He said his "issue with management started with a lie," which Dittmeier described as an accusation by a local flea market operator who said she heard him say he would not go put out a fire at her business. In his letter, Dittmeier said he received a letter of reprimand for the alleged comment, but that he did not receive a copy of that letter himself until six months later.
Dittmeier also expressed dissatisfaction at the conduct of some selectmen, noting a selectman stated at a public meeting that the town had received a "disturbing" letter about the fire chief.
"Was this a coincidence, or was this done on purpose to make the papers," asked Dittmeier. "You decide."
Dittmeier stated that the letters came from those who have aligned themselves with a coalition of local businesspeople and residents known as "Thanks But No Tank," a group that has become known regionally for their collective questioning of the proposal from DCP Midstream. Dittmeier said the letters constituted a "planned attack" on him because he has been a vocal supporter of the project.
The former chief also stated that comments he made on a Facebook page that carried the identification of the Searsport Fire Department about those who oppose the project were made on a page that was not officially town-owned. Since the town didn't own the site, and the town lacked a social media policy when he created his posting, the town had no legal grounds for taking issue with his comments, the letter said.

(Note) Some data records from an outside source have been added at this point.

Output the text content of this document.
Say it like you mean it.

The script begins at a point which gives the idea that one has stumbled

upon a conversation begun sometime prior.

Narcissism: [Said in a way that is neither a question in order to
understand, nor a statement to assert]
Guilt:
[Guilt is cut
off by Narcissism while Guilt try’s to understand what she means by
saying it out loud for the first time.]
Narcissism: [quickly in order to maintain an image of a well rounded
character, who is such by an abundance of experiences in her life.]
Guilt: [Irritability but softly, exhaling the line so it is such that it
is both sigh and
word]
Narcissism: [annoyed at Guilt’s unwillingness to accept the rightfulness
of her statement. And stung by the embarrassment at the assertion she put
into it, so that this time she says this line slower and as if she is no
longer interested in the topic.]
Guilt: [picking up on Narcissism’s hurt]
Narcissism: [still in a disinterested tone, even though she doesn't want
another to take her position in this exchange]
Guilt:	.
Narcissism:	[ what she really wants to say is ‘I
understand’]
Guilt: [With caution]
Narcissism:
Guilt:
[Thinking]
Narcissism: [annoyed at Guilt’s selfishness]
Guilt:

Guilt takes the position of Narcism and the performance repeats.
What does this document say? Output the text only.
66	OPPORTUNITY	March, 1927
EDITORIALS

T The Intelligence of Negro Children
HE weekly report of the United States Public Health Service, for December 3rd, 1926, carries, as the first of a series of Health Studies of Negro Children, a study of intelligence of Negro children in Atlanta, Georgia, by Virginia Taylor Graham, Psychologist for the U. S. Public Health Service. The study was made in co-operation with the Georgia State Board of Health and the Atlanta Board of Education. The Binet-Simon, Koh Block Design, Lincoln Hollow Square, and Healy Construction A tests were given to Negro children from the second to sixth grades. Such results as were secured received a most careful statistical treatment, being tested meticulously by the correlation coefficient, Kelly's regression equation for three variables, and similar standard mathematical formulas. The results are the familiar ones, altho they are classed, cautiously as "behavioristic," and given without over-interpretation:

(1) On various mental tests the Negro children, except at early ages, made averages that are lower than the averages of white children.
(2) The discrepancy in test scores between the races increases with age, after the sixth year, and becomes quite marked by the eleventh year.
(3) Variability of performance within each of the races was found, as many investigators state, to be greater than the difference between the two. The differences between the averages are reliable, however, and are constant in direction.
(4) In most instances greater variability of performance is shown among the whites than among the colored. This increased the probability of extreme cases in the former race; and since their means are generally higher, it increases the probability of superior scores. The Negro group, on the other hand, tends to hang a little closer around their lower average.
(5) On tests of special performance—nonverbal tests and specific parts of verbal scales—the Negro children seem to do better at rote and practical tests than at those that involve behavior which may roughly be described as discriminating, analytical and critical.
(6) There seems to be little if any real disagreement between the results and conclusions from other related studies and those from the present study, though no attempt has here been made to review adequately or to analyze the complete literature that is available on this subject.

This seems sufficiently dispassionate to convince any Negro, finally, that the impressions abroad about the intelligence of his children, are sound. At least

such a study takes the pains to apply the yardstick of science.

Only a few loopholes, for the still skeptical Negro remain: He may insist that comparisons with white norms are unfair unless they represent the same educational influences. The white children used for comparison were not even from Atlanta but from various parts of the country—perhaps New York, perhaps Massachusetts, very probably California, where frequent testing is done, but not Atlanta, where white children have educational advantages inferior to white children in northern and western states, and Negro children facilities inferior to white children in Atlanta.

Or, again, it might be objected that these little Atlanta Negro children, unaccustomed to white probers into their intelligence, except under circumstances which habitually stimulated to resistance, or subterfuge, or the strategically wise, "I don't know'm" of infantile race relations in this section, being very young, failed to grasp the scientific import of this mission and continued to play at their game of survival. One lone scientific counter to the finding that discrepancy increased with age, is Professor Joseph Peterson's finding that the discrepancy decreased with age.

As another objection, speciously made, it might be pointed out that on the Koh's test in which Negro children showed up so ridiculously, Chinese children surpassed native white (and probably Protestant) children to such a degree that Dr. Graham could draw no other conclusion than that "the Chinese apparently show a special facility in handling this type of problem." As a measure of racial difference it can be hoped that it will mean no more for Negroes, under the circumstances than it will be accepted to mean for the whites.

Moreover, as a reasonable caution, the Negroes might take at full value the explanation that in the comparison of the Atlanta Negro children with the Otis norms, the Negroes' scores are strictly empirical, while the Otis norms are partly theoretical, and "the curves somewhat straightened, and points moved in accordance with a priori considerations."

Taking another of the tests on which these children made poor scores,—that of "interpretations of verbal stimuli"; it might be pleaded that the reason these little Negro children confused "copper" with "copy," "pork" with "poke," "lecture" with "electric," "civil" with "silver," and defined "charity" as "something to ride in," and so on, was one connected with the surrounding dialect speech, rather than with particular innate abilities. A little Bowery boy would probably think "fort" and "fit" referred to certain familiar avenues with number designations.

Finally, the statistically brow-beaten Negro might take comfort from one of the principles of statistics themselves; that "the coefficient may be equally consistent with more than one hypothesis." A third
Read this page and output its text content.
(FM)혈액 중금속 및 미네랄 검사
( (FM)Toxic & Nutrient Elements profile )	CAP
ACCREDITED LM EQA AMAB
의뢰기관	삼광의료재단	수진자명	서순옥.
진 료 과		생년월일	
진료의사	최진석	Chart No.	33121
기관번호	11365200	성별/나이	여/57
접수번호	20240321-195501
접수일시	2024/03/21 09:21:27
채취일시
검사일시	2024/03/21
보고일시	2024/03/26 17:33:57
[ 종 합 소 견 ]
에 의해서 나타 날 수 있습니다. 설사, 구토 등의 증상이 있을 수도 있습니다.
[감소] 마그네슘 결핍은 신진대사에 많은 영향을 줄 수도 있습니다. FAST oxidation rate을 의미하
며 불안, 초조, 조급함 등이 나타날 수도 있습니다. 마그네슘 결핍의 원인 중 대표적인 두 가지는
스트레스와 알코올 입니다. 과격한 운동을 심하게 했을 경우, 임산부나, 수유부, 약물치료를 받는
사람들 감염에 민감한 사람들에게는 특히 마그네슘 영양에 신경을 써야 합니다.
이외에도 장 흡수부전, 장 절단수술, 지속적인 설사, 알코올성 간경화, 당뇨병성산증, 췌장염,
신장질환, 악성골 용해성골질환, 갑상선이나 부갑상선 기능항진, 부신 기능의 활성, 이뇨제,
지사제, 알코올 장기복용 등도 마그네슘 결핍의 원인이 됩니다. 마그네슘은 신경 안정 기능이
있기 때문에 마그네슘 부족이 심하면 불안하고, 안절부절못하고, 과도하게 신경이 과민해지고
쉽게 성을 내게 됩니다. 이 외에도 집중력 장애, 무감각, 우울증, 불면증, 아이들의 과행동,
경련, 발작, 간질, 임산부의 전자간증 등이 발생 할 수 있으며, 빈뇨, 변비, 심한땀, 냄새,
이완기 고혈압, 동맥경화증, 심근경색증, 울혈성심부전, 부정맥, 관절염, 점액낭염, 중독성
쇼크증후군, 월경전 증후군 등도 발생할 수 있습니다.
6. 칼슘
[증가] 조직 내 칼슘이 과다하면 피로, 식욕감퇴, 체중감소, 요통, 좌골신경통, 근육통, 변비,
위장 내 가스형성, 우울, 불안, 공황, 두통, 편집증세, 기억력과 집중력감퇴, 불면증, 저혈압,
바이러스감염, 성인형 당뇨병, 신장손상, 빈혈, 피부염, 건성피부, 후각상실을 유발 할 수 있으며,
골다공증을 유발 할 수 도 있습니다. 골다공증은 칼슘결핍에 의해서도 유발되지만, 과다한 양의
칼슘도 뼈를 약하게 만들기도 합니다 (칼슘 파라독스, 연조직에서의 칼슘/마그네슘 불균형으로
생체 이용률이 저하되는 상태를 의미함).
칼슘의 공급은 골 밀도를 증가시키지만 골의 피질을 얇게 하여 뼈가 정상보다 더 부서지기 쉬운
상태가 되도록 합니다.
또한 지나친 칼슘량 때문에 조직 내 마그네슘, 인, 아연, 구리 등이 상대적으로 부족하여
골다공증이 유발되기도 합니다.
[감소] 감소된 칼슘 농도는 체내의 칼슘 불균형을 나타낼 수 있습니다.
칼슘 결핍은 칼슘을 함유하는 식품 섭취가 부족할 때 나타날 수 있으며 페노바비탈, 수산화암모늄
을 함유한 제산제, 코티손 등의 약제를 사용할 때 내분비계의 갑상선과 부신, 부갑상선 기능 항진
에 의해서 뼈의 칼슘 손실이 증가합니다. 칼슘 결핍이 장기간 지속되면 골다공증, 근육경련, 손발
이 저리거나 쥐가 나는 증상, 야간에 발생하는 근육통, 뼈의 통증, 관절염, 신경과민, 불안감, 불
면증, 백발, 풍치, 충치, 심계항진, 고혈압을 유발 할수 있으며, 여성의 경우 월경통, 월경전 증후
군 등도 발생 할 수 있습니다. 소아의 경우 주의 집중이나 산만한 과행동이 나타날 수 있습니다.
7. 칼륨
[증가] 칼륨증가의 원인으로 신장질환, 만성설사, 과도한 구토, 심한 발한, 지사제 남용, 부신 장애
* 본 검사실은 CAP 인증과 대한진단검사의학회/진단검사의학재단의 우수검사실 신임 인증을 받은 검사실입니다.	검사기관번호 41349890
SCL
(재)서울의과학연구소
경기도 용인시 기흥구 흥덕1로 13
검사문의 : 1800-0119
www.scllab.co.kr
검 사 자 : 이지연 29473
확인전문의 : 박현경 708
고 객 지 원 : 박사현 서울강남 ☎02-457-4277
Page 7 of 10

Dittmeier also addressed a complaint that local campground owner Steve Tanguay brought before selectmen in April regarding what he described as an unusual number of visits and inspections his campground has had from the Maine State Fuel Board this year. Tanguay said his business was subjected to four drop-ins by the board regarding the campground's on-site propane filling station, and added that the visits had been prompted by complaints Dittmeier initiated.
Dittmeier, however, said he was disappointed because he had reason to believe the campground's propane station had been unlicensed for five years, and even though the Town Office staff "knew the whole story from the beginning" none moved to defend his actions.
He also took a shot at the local media.
"The papers will print anything to sell papers," he said.
Dittmeier had not returned requests for comment in recent months, requests that were extended via telephone and electronically.
Dittmeier said the only selectman who publicly stood up for him and the fire department was Joe Perry, and he "gets a lot of flak for it."
In his letter, Dittmeier also stated that he was not open to questions, nor did he wish to offer further comment once Garrold finished reading his written comments to the board.
"Don't worry about me," stated Dittmeier, noting he already had a job offer in another community.